Developing countries are expected to post
7.1% growth, slightly off their 2007 performance
of 7.4% but still a continuation of a four-year
streak of record expansion. By contrast, the bank
anticipated a lackluster 2.2%
from high-income countries and 1.9% from the US
economy, the world's biggest.
These
predictions could prove rosy if the United States
ends up taking other economies - including
developing ones - down with it, the bank said in
its Global Economic Prospects report for 2008. A
weaker US dollar, the specter of recession, and
rising financial-market volatility could cast a
shadow over this soft-landing scenario for the
global economy, it said.
These risks would
cut export revenues and capital inflows for
developing countries and reduce the value of their
dollar investments abroad. If this happened,
developing countries might have to draw down the
reserves and other buffers they have built up in
recent years.
"Overall, we expect
developing-country growth to moderate only
somewhat over the next two years. However, a much
sharper United States slowdown is a real risk that
could weaken medium-term prospects in developing
countries," said Uri Dadush, the bank's director
of development prospects.
Although Dadush
spoke of the "real risk" of a US recession, some
here already have declared it underway.
Merrill Lynch, in a report last week, said
the US government's latest jobs data confirmed the
country already was in the first month of a
recession. Last week's government employment
report, which rocked stock markets around the
world, said the jobless rate rose further in
December to reach 5%.
Other investment
banks disagreed with Merrill's assessment but the
brokerage house chided its detractors and the
larger commentariat. "To say that the backdrop is
'recession like' is akin to an obstetrician
telling a woman that she is 'sort of pregnant',"
the Merrill report said.
The World Bank,
in its report, assumed that turmoil in
international markets - unleashed by rash US
mortgage lenders, ravenous speculators, clueless
ratings agencies, and ineffective financial
regulators - would persist into late 2008.
However, the bank anticipated the costs of this to
large financial institutions would remain
manageable. It also expected falling housing
prices in the US would not have a calamitous
impact on consumer demand.
In any case, it
seems developing countries are taking up any
slack.
"Looking at trade, strong import
demand across the developing countries is helping
to sustain global growth.

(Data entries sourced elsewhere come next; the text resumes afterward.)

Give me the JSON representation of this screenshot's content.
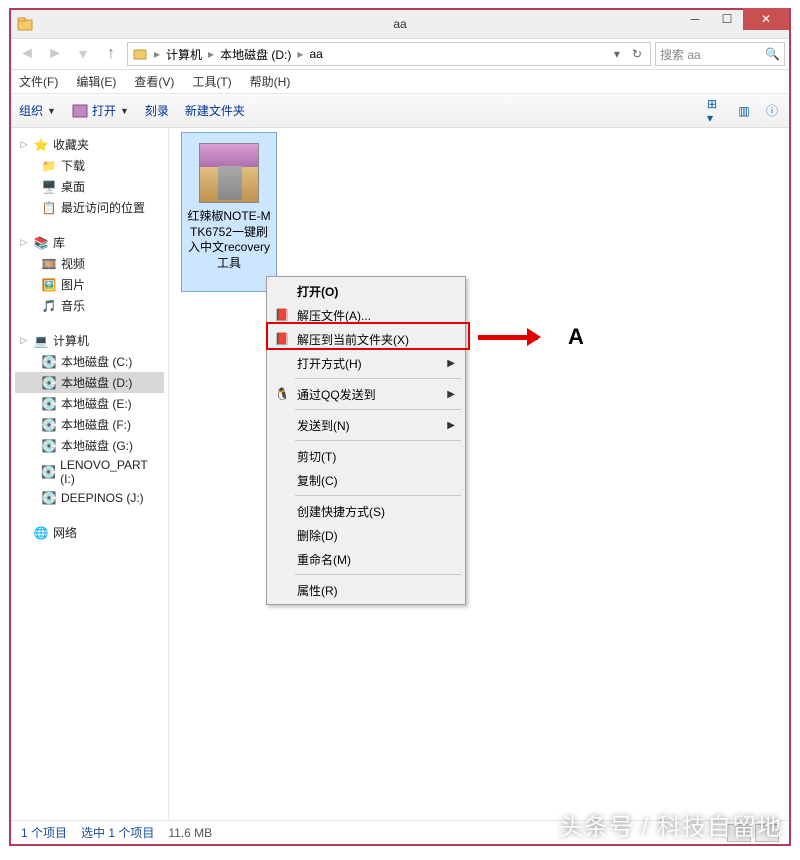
{
  "window": {
    "title": "aa"
  },
  "nav": {
    "crumbs": [
      "计算机",
      "本地磁盘 (D:)",
      "aa"
    ],
    "search_placeholder": "搜索 aa"
  },
  "menubar": [
    "文件(F)",
    "编辑(E)",
    "查看(V)",
    "工具(T)",
    "帮助(H)"
  ],
  "toolbar": {
    "organize": "组织",
    "open": "打开",
    "burn": "刻录",
    "newfolder": "新建文件夹"
  },
  "sidebar": {
    "favorites": {
      "label": "收藏夹",
      "items": [
        "下载",
        "桌面",
        "最近访问的位置"
      ]
    },
    "libraries": {
      "label": "库",
      "items": [
        "视频",
        "图片",
        "音乐"
      ]
    },
    "computer": {
      "label": "计算机",
      "items": [
        "本地磁盘 (C:)",
        "本地磁盘 (D:)",
        "本地磁盘 (E:)",
        "本地磁盘 (F:)",
        "本地磁盘 (G:)",
        "LENOVO_PART (I:)",
        "DEEPINOS (J:)"
      ],
      "selected_index": 1
    },
    "network": {
      "label": "网络"
    }
  },
  "file": {
    "name": "红辣椒NOTE-MTK6752一键刷入中文recovery工具"
  },
  "context_menu": {
    "open": "打开(O)",
    "extract_files": "解压文件(A)...",
    "extract_here": "解压到当前文件夹(X)",
    "open_with": "打开方式(H)",
    "send_qq": "通过QQ发送到",
    "send_to": "发送到(N)",
    "cut": "剪切(T)",
    "copy": "复制(C)",
    "shortcut": "创建快捷方式(S)",
    "delete": "删除(D)",
    "rename": "重命名(M)",
    "properties": "属性(R)"
  },
  "annotation": {
    "label": "A"
  },
  "status": {
    "items": "1 个项目",
    "selected": "选中 1 个项目",
    "size": "11.6 MB"
  },
  "watermark": "头条号 / 科技自留地"
}
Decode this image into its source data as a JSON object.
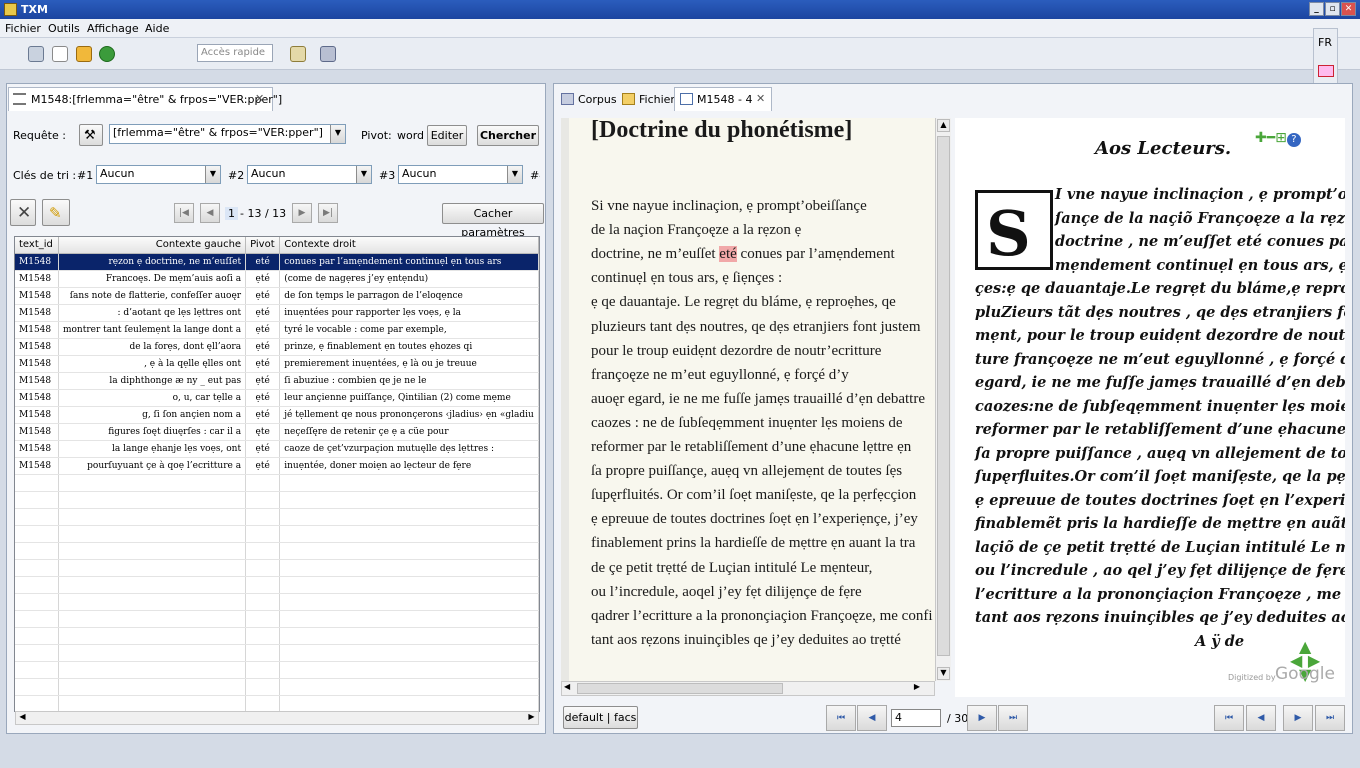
{
  "app": {
    "title": "TXM",
    "window_buttons": [
      "_",
      "▫",
      "✕"
    ]
  },
  "menu": [
    "Fichier",
    "Outils",
    "Affichage",
    "Aide"
  ],
  "toolbar": {
    "quick_access_placeholder": "Accès rapide"
  },
  "lang": "FR",
  "left": {
    "tab_label": "M1548:[frlemma=\"être\" & frpos=\"VER:pper\"]",
    "query_label": "Requête :",
    "query_value": "[frlemma=\"être\" & frpos=\"VER:pper\"]",
    "pivot_label": "Pivot:",
    "pivot_value": "word",
    "edit_button": "Editer",
    "search_button": "Chercher",
    "sort_label": "Clés de tri :",
    "sort_keys": [
      {
        "num": "#1",
        "value": "Aucun"
      },
      {
        "num": "#2",
        "value": "Aucun"
      },
      {
        "num": "#3",
        "value": "Aucun"
      },
      {
        "num": "#4",
        "value": ""
      }
    ],
    "page_current": "1",
    "page_total": "- 13 / 13",
    "hide_params_button": "Cacher paramètres",
    "columns": [
      "text_id",
      "Contexte gauche",
      "Pivot",
      "Contexte droit"
    ],
    "rows": [
      [
        "M1548",
        "rẹzon ẹ doctrine, ne m’euſſet",
        "eté",
        "conues par l’amẹndement continuẹl ẹn tous ars"
      ],
      [
        "M1548",
        "Francoęs. De mẹm’auis aoſi a",
        "ẹté",
        "(come de nagẹres j’ey ẹntẹndu)"
      ],
      [
        "M1548",
        "ſans note de flatterie, confeſſer auoęr",
        "ẹté",
        "de ſon tẹmps le parragon de l’eloqẹnce"
      ],
      [
        "M1548",
        ": d’aotant qe lẹs lẹttres ont",
        "ẹté",
        "inuẹntées pour rapporter lẹs voẹs, ẹ la"
      ],
      [
        "M1548",
        "montrer tant ſeulemẹnt la lange dont a",
        "ẹté",
        "tyré le vocable : come par exemple,"
      ],
      [
        "M1548",
        "de la forẹs, dont ęll’aora",
        "ẹté",
        "prinze, ẹ finablement ẹn toutes ẹhozes qi"
      ],
      [
        "M1548",
        ", ẹ à la qẹlle ęlles ont",
        "ẹté",
        "premierement inuẹntées, ẹ là ou je treuue"
      ],
      [
        "M1548",
        "la diphthonge æ ny _  eut pas",
        "ẹté",
        "ſi abuziue : combien qe je ne le"
      ],
      [
        "M1548",
        "o, u, car tẹlle a",
        "ẹté",
        "leur ançienne puiſſançe, Qintilian (2) come mẹme"
      ],
      [
        "M1548",
        "g, ſi ſon ançien nom a",
        "ẹté",
        "jé tẹllement qe nous prononçerons ‹jladius› ẹn «gladiu"
      ],
      [
        "M1548",
        "figures ſoęt diuęrſes : car il a",
        "ęte",
        "neçeſſęre de retenir çe ẹ a cüe pour"
      ],
      [
        "M1548",
        "la lange ẹhanje lẹs voẹs, ont",
        "ẹté",
        "caoze de çet’vzurpaçion mutuęlle dẹs lẹttres :"
      ],
      [
        "M1548",
        "pourſuyuant çe à qoẹ l’ecritture a",
        "ẹté",
        "inuẹntée, doner moiẹn ao lẹcteur de fẹre"
      ]
    ]
  },
  "right": {
    "tabs": [
      "Corpus",
      "Fichier",
      "M1548 - 4"
    ],
    "doc_title": "[Doctrine du phonétisme]",
    "text_lines": [
      {
        "t": "Si vne nayue inclinaçion, ẹ prompt’obeiſſançe"
      },
      {
        "t": "de la naçion Françoęze a la rẹzon ẹ"
      },
      {
        "pre": "doctrine, ne m’euſſet ",
        "hl": "eté",
        "post": " conues par l’amẹndement"
      },
      {
        "t": "continuẹl ẹn tous ars, ẹ ſiẹnçes :"
      },
      {
        "t": "ẹ qe dauantaje. Le regrẹt du bláme, ẹ reproẹhes, qe"
      },
      {
        "t": "pluzieurs tant dẹs noutres, qe dẹs etranjiers font justem"
      },
      {
        "t": "pour le troup euidẹnt dezordre de noutr’ecritture"
      },
      {
        "t": "françoęze ne m’eut eguyllonné, ẹ forçé d’y"
      },
      {
        "t": "auoęr egard, ie ne me fuſſe jamẹs trauaillé d’ẹn debattre"
      },
      {
        "t": "caozes : ne de ſubſeqẹmment inuẹnter lẹs moiens de"
      },
      {
        "t": "reformer par le retabliſſement d’une ẹhacune lẹttre ẹn"
      },
      {
        "t": "ſa propre puiſſançe, auẹq vn allejemẹnt de toutes ſẹs"
      },
      {
        "t": "ſupęrfluités. Or com’il ſoẹt maniſẹste, qe la pẹrfẹcçion"
      },
      {
        "t": "ẹ epreuue de toutes doctrines ſoẹt ẹn l’experiẹnçe, j’ey"
      },
      {
        "t": "finablement prins la hardieſſe de mẹttre ẹn auant la tra"
      },
      {
        "t": "de çe petit trẹtté de Luçian intitulé Le mẹnteur,"
      },
      {
        "t": "ou l’incredule, aoqel j’ey fẹt dilijẹnçe de fẹre"
      },
      {
        "t": "qadrer l’ecritture a la prononçiaçion Françoęze, me confi"
      },
      {
        "t": "tant aos rẹzons inuinçibles qe j’ey deduites ao trẹtté"
      }
    ],
    "facs_heading": "Aos Lecteurs.",
    "facs_lines": [
      "I vne nayue inclinaçion , ẹ prompt’obeiſ-",
      "ſançe de la naçiõ Françoęze a la rẹzon ẹ",
      "doctrine , ne m’euſſet eté conues par l’a-",
      "mẹndement continuẹl ẹn tous ars, ẹ ſiẹn-",
      "çes:ẹ qe dauantaje.Le regrẹt du bláme,ẹ reproẹhes, qe",
      "pluZieurs tãt dẹs noutres , qe dẹs etranjiers font juſte-",
      "mẹnt, pour le troup euidẹnt dezordre de noutr’ ecrit-",
      "ture françoęze ne m’eut eguyllonné , ẹ forçé d’y auoęr",
      "egard, ie ne me fuſſe jamẹs trauaillé d’ẹn debattre lẹs",
      "caozes:ne de ſubſeqẹmment inuẹnter lẹs moiens de la",
      "reformer par le retabliſſement d’une ẹhacune lẹttre ẹn",
      "ſa propre puiſſance , auẹq vn allejement de toutes ſẹs",
      "ſupęrfluites.Or com’il ſoẹt maniſẹste, qe la pẹrfẹcçiõ,",
      "ẹ epreuue de toutes doctrines ſoẹt ẹn l’experiẹçe , j’ey",
      "finablemẽt pris la hardieſſe de mẹttre ẹn auãt la trã-",
      "laçiõ de çe petit trẹtté de Luçian intitulé Le mẹnteur,",
      "ou l’incredule , ao qel j’ey fẹt dilijẹnçe de fẹre qadrer",
      "l’ecritture a la prononçiaçion Françoęze , me confiant",
      "tant aos rẹzons inuinçibles  qe j’ey deduites ao trẹtté",
      "A  ÿ                 de"
    ],
    "digitized_label": "Digitized by",
    "google_label": "Google",
    "default_facs_button": "default | facs",
    "page_current": "4",
    "page_total": "/ 30"
  }
}
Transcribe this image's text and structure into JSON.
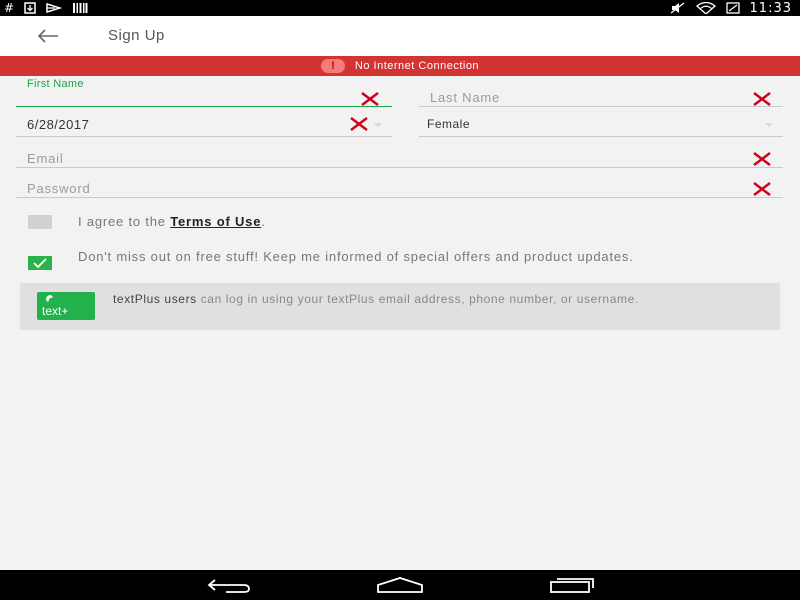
{
  "status_bar": {
    "left_icons": [
      "hash-icon",
      "download-icon",
      "cast-icon",
      "barcode-icon"
    ],
    "right_icons": [
      "mute-icon",
      "wifi-icon",
      "battery-icon"
    ],
    "time": "11:33"
  },
  "app_bar": {
    "title": "Sign Up",
    "back_icon": "arrow-left-icon"
  },
  "banner": {
    "icon": "alert-icon",
    "icon_glyph": "!",
    "text": "No Internet Connection",
    "color": "#d23431"
  },
  "form": {
    "first_name": {
      "label": "First Name",
      "value": "",
      "error": true
    },
    "last_name": {
      "placeholder": "Last Name",
      "value": "",
      "error": true
    },
    "birthdate": {
      "value": "6/28/2017",
      "error": true
    },
    "gender": {
      "value": "Female"
    },
    "email": {
      "placeholder": "Email",
      "value": "",
      "error": true
    },
    "password": {
      "placeholder": "Password",
      "value": "",
      "error": true
    }
  },
  "agree_terms": {
    "checked": false,
    "text_before": "I agree to the ",
    "link": "Terms of Use",
    "text_after": "."
  },
  "newsletter": {
    "checked": true,
    "text": "Don't miss out on free stuff! Keep me informed of special offers and product updates."
  },
  "info_card": {
    "logo_text": "text+",
    "strong": "textPlus users",
    "text": " can log in using your textPlus email address, phone number, or username."
  },
  "colors": {
    "accent": "#1aa54a",
    "error": "#d0021b",
    "checkbox_checked": "#2bb24c"
  },
  "nav_bar": {
    "buttons": [
      "back-nav-icon",
      "home-nav-icon",
      "recents-nav-icon"
    ]
  }
}
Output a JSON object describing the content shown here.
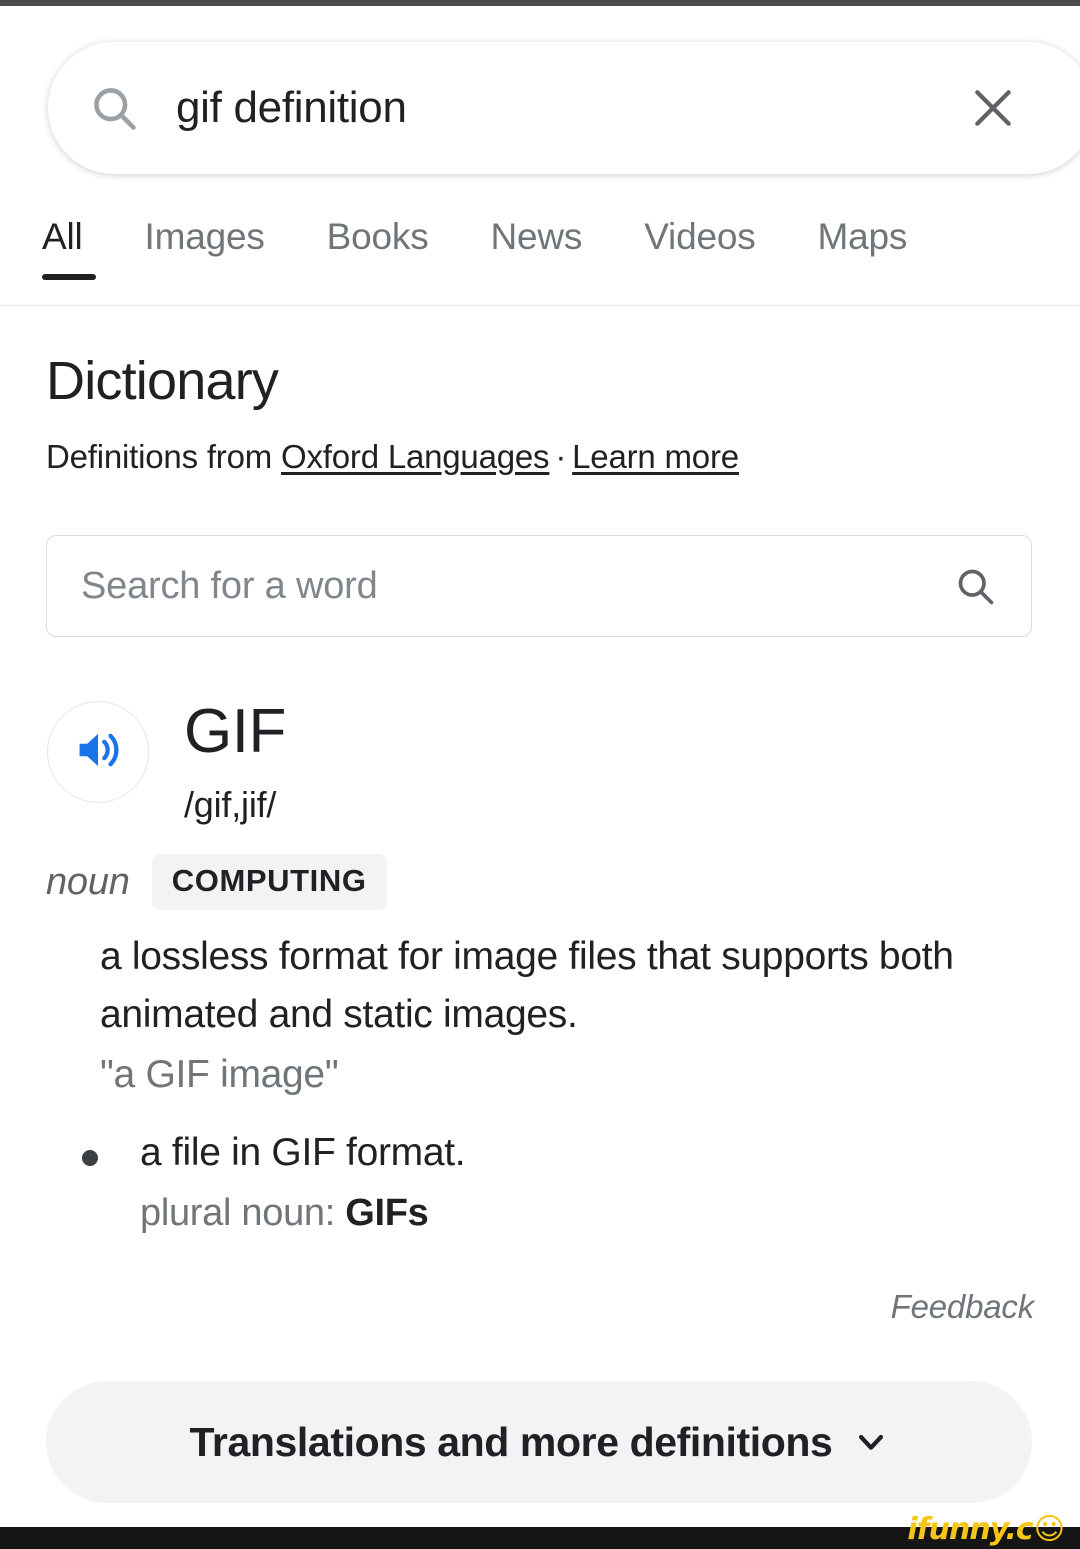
{
  "search": {
    "query": "gif definition",
    "search_icon": "search-icon",
    "clear_icon": "close-icon"
  },
  "tabs": [
    {
      "label": "All",
      "active": true
    },
    {
      "label": "Images",
      "active": false
    },
    {
      "label": "Books",
      "active": false
    },
    {
      "label": "News",
      "active": false
    },
    {
      "label": "Videos",
      "active": false
    },
    {
      "label": "Maps",
      "active": false
    }
  ],
  "dictionary": {
    "title": "Dictionary",
    "attribution_prefix": "Definitions from ",
    "source_link": "Oxford Languages",
    "separator": "·",
    "learn_more_link": "Learn more",
    "word_search_placeholder": "Search for a word",
    "word_search_value": "",
    "word_search_icon": "search-icon",
    "speaker_icon": "volume-up-icon",
    "headword": "GIF",
    "phonetic": "/gif,jif/",
    "part_of_speech": "noun",
    "domain_badge": "COMPUTING",
    "senses": [
      {
        "definition": "a lossless format for image files that supports both animated and static images.",
        "example": "\"a GIF image\""
      }
    ],
    "subsenses": [
      {
        "definition": "a file in GIF format.",
        "plural_label": "plural noun: ",
        "plural_value": "GIFs"
      }
    ],
    "feedback_label": "Feedback",
    "expand_label": "Translations and more definitions",
    "expand_icon": "chevron-down-icon"
  },
  "watermark": {
    "text": "ifunny.c",
    "smiley": "☺",
    "color": "#f5c518"
  },
  "colors": {
    "accent_blue": "#1a73e8",
    "text_primary": "#202124",
    "text_secondary": "#70757a",
    "badge_bg": "#f1f3f4",
    "border": "#dadce0"
  }
}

As a result, and given a
cheaper US dollar, American exports are expanding
rapidly," said Hans Timmer, a report co-author.
"This is helping shrink the US current account
deficit and is contributing to a decline in global
imbalances."
The report said prudent
macroeconomic management and technological
progress have helped to increase developing
countries' total factor productivity and real
income growth over the past 15 years. As a result,
poverty would fall further over the next decade.
Many commodity exporters have benefited
from robust developing-country growth, which has
contributed to high prices for oil, metals and
other items. Rising grain prices, however, are
hurting real incomes among the urban poor, the
bank said. It blamed the problem in part on high
oil, energy and fertilizer prices.
The
price of a barrel of light sweet crude oil
exceeded US$100 last week on the New York
Mercantile Exchange, breaking a psychological
barrier but not setting a new record in real terms
as the sum, once adjusted for inflation, amounted
to less than the peak price in 1980. No one denies
that prices remain near historic highs, however.
The report expected this year's cost of a barrel
of crude to average $84.10, up from $71.20 last
year, before coming down to $78.40 in 2009.
The bank also attributed rising food
prices to increased grain production for biofuels.
It saw little prospect that food would become more
affordable.
"Agricultural prices are
expected to remain nearly flat at high levels in
2008, as biofuels production continues to ramp up
in response to consumption mandates and production
subsidies, drawing resources from other crops,"
the report said.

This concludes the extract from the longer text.